I think I understand what you mean now. Yes, the queue and timeouts are cleared without calling the callback for the case when the user explicitly closes the client (the self.closing check). The idea is if a user is explicitly closing the client they do not care or want to get any events about errors. A users code could also remove any error handlers during this cleanup process so any errors that are emitted will likely cause an uncaught exception in their application. The intermittent failures in our test motivated this change since the request timeout errors were happening to previous tests that already had their client's closed.

thomaslee commented 6 years ago

Hm can understand some of the motivation -- certainly, bubbling up events seems like a bad idea, but it gets really messy upstream if callbacks don't get called -- because it means that any kafka-node call that takes a callback actually needs to consider three cases instead of the usual two: the error case, the happy path, and the "this callback was never called" path.

For example: if you have something like this:

console.log('sending!')
producer.send(..., err => {
  if (err) {
    console.log('send failed!', err)
    return
  }
  console.log("sent!")
})

// imagine this spontaneously happens on some
// other unrelated code path due to a SIGTERM or
// whatever
setImmediate(() => producer.close())

As a user, you will see "sending!", but you may not see either "sent!" or "send failed!" and -- without knowing intimate details of kafka-node -- you won't know why.

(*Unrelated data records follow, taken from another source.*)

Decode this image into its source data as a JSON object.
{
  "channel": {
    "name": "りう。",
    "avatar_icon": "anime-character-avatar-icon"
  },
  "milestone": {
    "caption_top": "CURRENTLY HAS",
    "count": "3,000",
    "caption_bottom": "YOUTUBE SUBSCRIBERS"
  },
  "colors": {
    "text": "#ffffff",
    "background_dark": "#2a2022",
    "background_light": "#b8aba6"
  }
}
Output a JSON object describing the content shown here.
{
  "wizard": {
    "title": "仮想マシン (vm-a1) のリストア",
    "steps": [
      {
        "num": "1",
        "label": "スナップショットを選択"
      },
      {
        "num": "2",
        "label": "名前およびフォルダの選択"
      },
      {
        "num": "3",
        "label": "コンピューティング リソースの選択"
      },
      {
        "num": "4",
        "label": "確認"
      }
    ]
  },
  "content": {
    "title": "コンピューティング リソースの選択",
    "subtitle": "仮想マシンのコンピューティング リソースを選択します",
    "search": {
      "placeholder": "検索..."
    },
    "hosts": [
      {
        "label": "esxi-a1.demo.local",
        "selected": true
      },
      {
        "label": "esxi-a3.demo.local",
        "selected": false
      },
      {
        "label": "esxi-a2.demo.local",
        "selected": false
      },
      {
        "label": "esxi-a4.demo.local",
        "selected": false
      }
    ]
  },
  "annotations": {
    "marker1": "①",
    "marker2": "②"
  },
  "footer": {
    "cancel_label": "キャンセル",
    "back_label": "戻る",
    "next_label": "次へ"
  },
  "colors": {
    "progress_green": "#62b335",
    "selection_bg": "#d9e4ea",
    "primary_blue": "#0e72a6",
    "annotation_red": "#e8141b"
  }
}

The intermittent failures in our test motivated this change since the request timeout errors were happening to previous tests that already had their client's closed.

If your point here is that this is a hard thing to change right now I don't doubt it -- I'm just sort of politely disagreeing that the current semantics (as I understand them!) make sense.

hyperlink commented 6 years ago

ok, I see your point about callback expectations and I'm not opposed to changing the current behavior. It's a good opportunity now since the next release is a major version change.

thomaslee commented 6 years ago

Great -- holler out if you'd like one of my ham-fisted PRs, but you may be in a better position to address this given your understanding of the issues you ran into last time around. Let me know either way.

Just out of curiosity, what else are you trying to wrap up into the major release?

hyperlink commented 6 years ago

There are some warts in the API that I'd like to change. And of course, just treading water trying to get through a backlog of PRs. Maintaining this module isn't my day job so I can only get time here or there. Appreciate the help so far. 👍

aikar commented 6 years ago

I've been working on some close work that may resolve #2 concerns?

https://github.com/aikar/kafka-node/commit/7d1a02b6471732afe13944e5a3f1b8720bb3daab

I'm hoping to get back to trying to get this as a valid PR soon.

badeball commented 5 years ago

We skip clearing queues for longpolling sockets. This means in-flight fetch requests may never be cancelled & timeouts never get cancelled. This can cause Mocha tests to linger if you're trying to be a good citizen & avoid --exit.

Can confirm and it is highly annoying if you do want to test anything involving the library. An addition to this annoyance is how commit() and autoCommit() behaves identically for a HighLevelConsumer. This also adds a timeout of 5 seconds by default to any test.

badeball commented 5 years ago

There also is a method called clearPendingFetches() on ConsumerGroup, which doesn't seem to do what its name suggest.

badeball commented 5 years ago

An addition to this annoyance is how commit() and autoCommit() behaves identically for a HighLevelConsumer. This also adds a timeout of 5 seconds by default to any test.

This specifically has been solved with #797 and release of v4.0.0.